Grace and peace in our Lord and Savior, Jesus Christ.
Prophet, priest and king. This is the threefold office of our Lord. Prophet like Moses, priest after the order of Melchizedek and king of the line of David. On Palm Sunday, our focus is on his triumphal entry into Jerusalem as king and on Holy Week the sacrifice of his own body and blood as high priest. But, our text for today highlights Jesus in his role as prophet while the crowds saluted him as his king.
In our Gospel reading, Jesus predicted what the first century historian Josephus recorded forty years later. In Luke 13: 34-35 and Matthew 23: 37-39, Jesus at other times also prophesies the destruction of Jerusalem, but only these verses in Luke give us such detail These three incidents show that pain at the coming destruction of Jerusalem weighed heavily about Jesus. His tears shows his humanity while his knowledge of the future shows his divinity.
The tears of Jesus over the reprobate city of Jerusalem are the best evidence that he is sincere in his intent to redeem the sins of the whole world. He wants all men to be saved. But Jerusalem and its inhabitants had refused to acknowledge the time of his visitation, when the Lord came to them in the richness of his mercy and offered forgiveness, life, and salvation to all the people of Israel. If someone despises the visitation of grace that comes to him in time, when the Word of God is brought to his attention, when he has the use of the means of grace, then the time will come when spiritual blindness will set in, as the penalty of such contempt; and then comes the judgment.
During the days of the apostles, the Jews were warned never to rebuild the walls of Jerusalem or fortify their city. But during the sixth decade of the first century, they did. At the time of Passover in 70 AD, about 1,000,000 Jews gathered in Jerusalem. Roman legions surrounded the city and, for the next five months, Jerusalem was totally conquered and destroyed. Jerusalem was surrounded by three strong walls. The Romans broke wall after wall. The Romans also built a stockade around the city so that the Jews could not escape. The Jews burned it. The Romans rebuilt it from stone so that no one could escape.
The temple was burned to the ground on August 10, AD 70. Approximately 900,000 Jews starved to death as a result of the siege, were killed, or sold as slaves. Only about 100,000 remained in the city afterward. The Romans left some towers standing so that people would know where the city had been.
Why would this happen?

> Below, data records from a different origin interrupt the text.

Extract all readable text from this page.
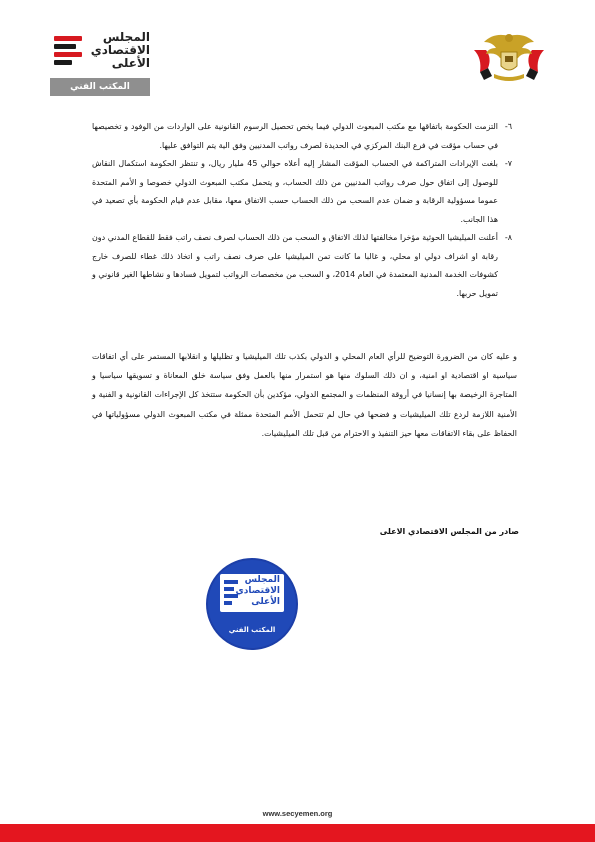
المجلس
الاقتصادي
الأعلى
المكتب الفني
٦-
التزمت الحكومة باتفاقها مع مكتب المبعوث الدولي فيما يخص تحصيل الرسوم القانونية على الواردات من الوفود و تخصيصها في حساب مؤقت في فرع البنك المركزي في الحديدة لصرف رواتب المدنيين وفق الية يتم التوافق عليها.
٧-
بلغت الإيرادات المتراكمة في الحساب المؤقت المشار إليه أعلاه حوالي 45 مليار ريال، و تنتظر الحكومة استكمال النقاش للوصول إلى اتفاق حول صرف رواتب المدنيين من ذلك الحساب، و يتحمل مكتب المبعوث الدولي خصوصا و الأمم المتحدة عموما مسؤولية الرقابة و ضمان عدم السحب من ذلك الحساب حسب الاتفاق معها، مقابل عدم قيام الحكومة بأي تصعيد في هذا الجانب.
٨-
أعلنت الميليشيا الحوثية مؤخرا مخالفتها لذلك الاتفاق و السحب من ذلك الحساب لصرف نصف راتب فقط للقطاع المدني دون رقابة او اشراف دولي او محلي، و غالبا ما كانت تمن الميليشيا على صرف نصف راتب و اتخاذ ذلك غطاء للصرف خارج كشوفات الخدمة المدنية المعتمدة في العام 2014، و السحب من مخصصات الرواتب لتمويل فسادها و نشاطها الغير قانوني و تمويل حربها.
و عليه كان من الضرورة التوضيح للرأي العام المحلي و الدولي بكذب تلك الميليشيا و تظليلها و انقلابها المستمر على أي اتفاقات سياسية او اقتصادية او امنية، و ان ذلك السلوك منها هو استمرار منها بالعمل وفق سياسة خلق المعاناة و تسويقها سياسيا و المتاجرة الرخيصة بها إنسانيا في أروقة المنظمات و المجتمع الدولي، مؤكدين بأن الحكومة ستتخذ كل الإجراءات القانونية و الفنية و الأمنية اللازمة لردع تلك الميليشيات و فضحها في حال لم تتحمل الأمم المتحدة ممثلة في مكتب المبعوث الدولي مسؤولياتها في الحفاظ على بقاء الاتفاقات معها حيز التنفيذ و الاحترام من قبل تلك الميليشيات.
صادر من المجلس الاقتصادي الاعلى
المجلس
الاقتصادي
الأعلى
المكتب الفني
www.secyemen.org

Jesus says: "Because you did not recognize the time of your visitation." By "visitation" he refers to the preaching of the Gospel to the Jews from the days of Abraham. Time and again God had sent prophets with the Word, but the Jews rejected it just as they rejected the Son of God.

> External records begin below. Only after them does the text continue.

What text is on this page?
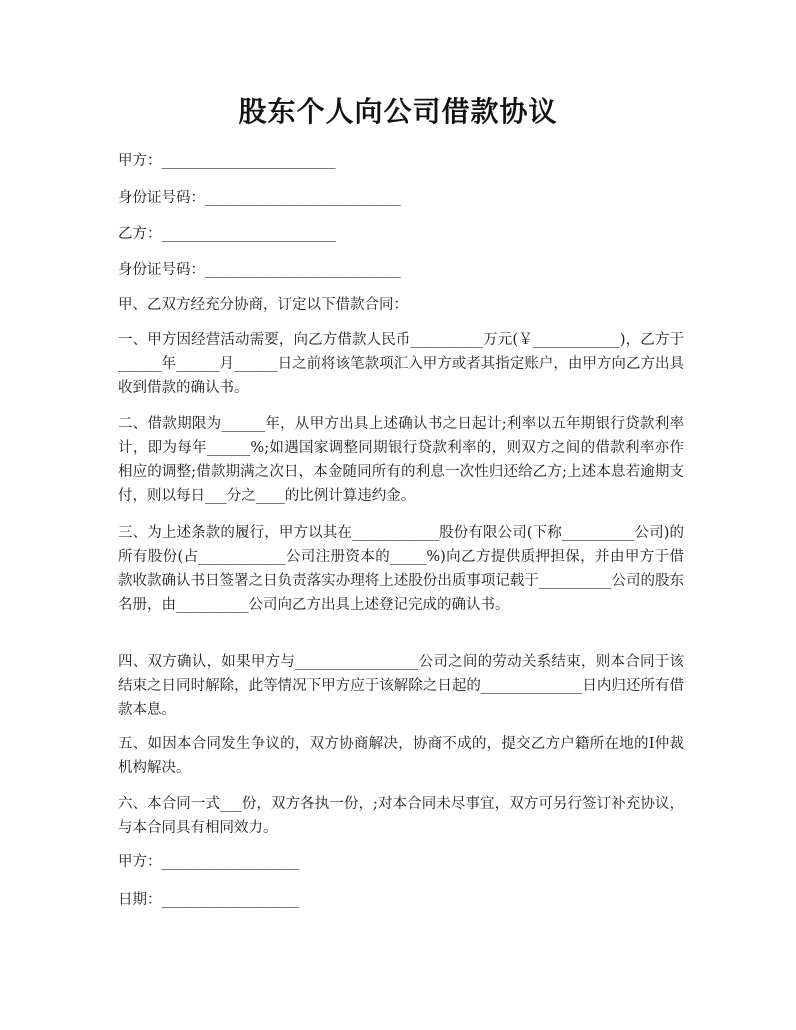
股东个人向公司借款协议
甲方：________________________
身份证号码：___________________________
乙方：________________________
身份证号码：___________________________
甲、乙双方经充分协商，订定以下借款合同：
一、甲方因经营活动需要，向乙方借款人民币__________万元(￥____________)，乙方于______年______月______日之前将该笔款项汇入甲方或者其指定账户，由甲方向乙方出具收到借款的确认书。
二、借款期限为______年，从甲方出具上述确认书之日起计;利率以五年期银行贷款利率计，即为每年______%;如遇国家调整同期银行贷款利率的，则双方之间的借款利率亦作相应的调整;借款期满之次日，本金随同所有的利息一次性归还给乙方;上述本息若逾期支付，则以每日___分之____的比例计算违约金。
三、为上述条款的履行，甲方以其在____________股份有限公司(下称__________公司)的所有股份(占____________公司注册资本的_____%)向乙方提供质押担保，并由甲方于借款收款确认书日签署之日负责落实办理将上述股份出质事项记载于__________公司的股东名册，由__________公司向乙方出具上述登记完成的确认书。
四、双方确认，如果甲方与_________________公司之间的劳动关系结束，则本合同于该结束之日同时解除，此等情况下甲方应于该解除之日起的______________日内归还所有借款本息。
五、如因本合同发生争议的，双方协商解决，协商不成的，提交乙方户籍所在地的I仲裁机构解决。
六、本合同一式___份，双方各执一份，;对本合同未尽事宜，双方可另行签订补充协议，与本合同具有相同效力。
甲方：___________________
日期：___________________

Already in the days of the prophets, Israel had abused the Temple which was built to be a place of forgiveness of sins and worship. Turning a place of worship into a hiding place for thieves shows us how far Israel had turned away from the Lord. Verses 45-46 tell us about the cleansing of the temple during Holy Week, the second cleansing. This is also described in the gospels of Matthew and Mark. John tells us that Jesus had also cleansed the temple two years earlier.
Since it would have been highly inconvenient, in some cases almost impossible, for every Israelite to bring their sacrificial animal from their home to Jerusalem, the Lord allowed those living at a distance to purchase their sacrificial animals and birds in Jerusalem. The consequence was that a thriving business soon developed, which seems to have been controlled by some of the religious leaders themselves, as they were not at all averse to making money. Everything would have been fine if they had held their market somewhere in the lower city. But the vendors had moved to the vicinity of the Temple and finally to their own courtyard. There were stables for oxen, pens for sheep and goats, chicken coops for pigeons. There were also the money changers; because it was necessary to convert currency. The fact that their methods desecrated the courts of the Lord had apparently not entered the minds of these eager businessmen. But the Lord made short work of all the buying and selling. He began to drive out buyers and sellers, reminding them in the meantime of the prophet's words about the fact that God's house should be considered a house of prayer for all people as Solomon had said in his dedication prayer. They had turned it into a den of thieves, where people sat bargaining prices and raking in excess profits.
It was not just the marketing that desecrated the house of the Lord, but also the fact that many people came there without true repentance, intending to buy themselves free of the wrath that would come with the sacrifices. But all sacrifices and prayers made with an unrepentant heart are an abomination in the eyes of God, a blasphemy of the most holy name of God. But the Lord is the Judge of all of them and, in the end, he will pass sentence on all who are guilty of hypocrisy. After Jesus had cleansed the temple, he taught in its corridors every day. During these days, people were very attentive to listen to him; They clung to his every word as if they couldn't get enough of the words of salvation. Therefore, all men must depend at all times on the Word of eternal life, as it has been revealed in the Gospel, because it bears witness to the Savior of the world and the peace that passes all over the world. Amen.